Ultimately, however, Wall Street continues to have huge expectations that the company will find an earnings boost not from shaving more costs but from top-line growth. So what's up Payson's sleeve? Mainly, the rollout of a new health plan called Freedom Plan Metro. Launched in September, the new product targets a niche market of small-business owners. Employer premiums are 5% to 10% cheaper than those of rival small-group plans, but the costs are shifted to employees, whose co-payments will double or even triple in some cases. As for going out of network, the annual deductible is a steep $1,000 per individual and $3,000 per family.

Several analysts, somehow, seem convinced that the new plan will be a home run with small employers. The consensus estimate is that Metro will help Oxford boost earnings this year by 29%, more than triple the industry's projected growth rate of 8%. It's a familiar refrain, of course. At the beginning of 2000, analysts such as Morgan Stanley's Christine Arnold predicted that Oxford would jump-start its membership that year. Instead, even factoring in the tiny surge in 2000's fourth quarter, membership dropped 6% for the year.

For Oxford, though, substantial growth isn't a luxury, it's a necessity. The managed-care industry is brutally competitive. Until last year, when the trend eased, the number of HMO failures had been rising for five consecutive years, according to Weiss Ratings, an independent provider of ratings and analysis on the insurance industry. An oversaturated market, explains chairman Martin Weiss, has led to cutthroat pricing.
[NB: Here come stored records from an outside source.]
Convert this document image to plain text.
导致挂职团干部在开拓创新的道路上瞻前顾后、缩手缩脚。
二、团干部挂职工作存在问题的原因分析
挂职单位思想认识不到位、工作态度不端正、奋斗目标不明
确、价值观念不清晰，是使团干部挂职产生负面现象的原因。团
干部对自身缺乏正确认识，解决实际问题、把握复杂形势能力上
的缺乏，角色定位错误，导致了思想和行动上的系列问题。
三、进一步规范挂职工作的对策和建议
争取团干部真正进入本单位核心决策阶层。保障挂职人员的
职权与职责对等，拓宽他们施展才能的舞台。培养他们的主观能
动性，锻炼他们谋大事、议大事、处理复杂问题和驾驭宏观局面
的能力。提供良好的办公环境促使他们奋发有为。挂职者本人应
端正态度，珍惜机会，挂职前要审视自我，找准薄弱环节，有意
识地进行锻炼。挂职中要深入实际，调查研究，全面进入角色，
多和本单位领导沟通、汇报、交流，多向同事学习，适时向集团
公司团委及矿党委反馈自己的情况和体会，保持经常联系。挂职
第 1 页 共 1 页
Though conditions are better now than they were a year or two ago, shareholders may not wait much longer for Oxford to break out of its membership doldrums. While the stock's price/earnings ratio is roughly in line with its peers', by at least one measure Oxford trades at an extraordinary premium: The ratio of its market capitalization to the number of its members is roughly 1,850--two to five times higher than those of its primary competitors.

Unfortunately for shareholders, Payson isn't signaling the kind of outlook for the Metro plan that infuses confidence. When asked how the new offering was selling during the company's year-end conference call in February, Payson declined to reveal any results. "It's not significantly in the numbers," he said. He also maintained that Metro is "building up steam," adding that if the economy softens and the market becomes more price sensitive "it will do disproportionately well."

Interviews with several insurance brokers, though, are clearly less sanguine. "People don't want to switch," says Andy Iversen, a director at health insurance wholesaler Benefitport, in Greenwich, Conn. "It's too expensive." Insurance broker Patrice Goldfarb agrees. "I've shown it to a couple of dozen employers," says Goldfarb, who is also president of the New York State chapter of the National Association of Health Underwriters, the nation's largest trade group for health insurance agents and brokers. "But I haven't had one person say, 'Yeah, this makes sense. Let's do it.' " She adds that the employers didn't think the savings were worth the aggravation they'd get from the employees for the steep out-of-pocket expense.

But perhaps the biggest problem of all may be a question of image. Once one of the most well-regarded companies in health care, routinely topping quality-of-care surveys, Oxford may have lost its most valuable asset for growing anew: its very cachet.

"There was a time when you'd go into a client's office and they'd ask for Oxford," sighs Goldfarb. "That doesn't happen anymore."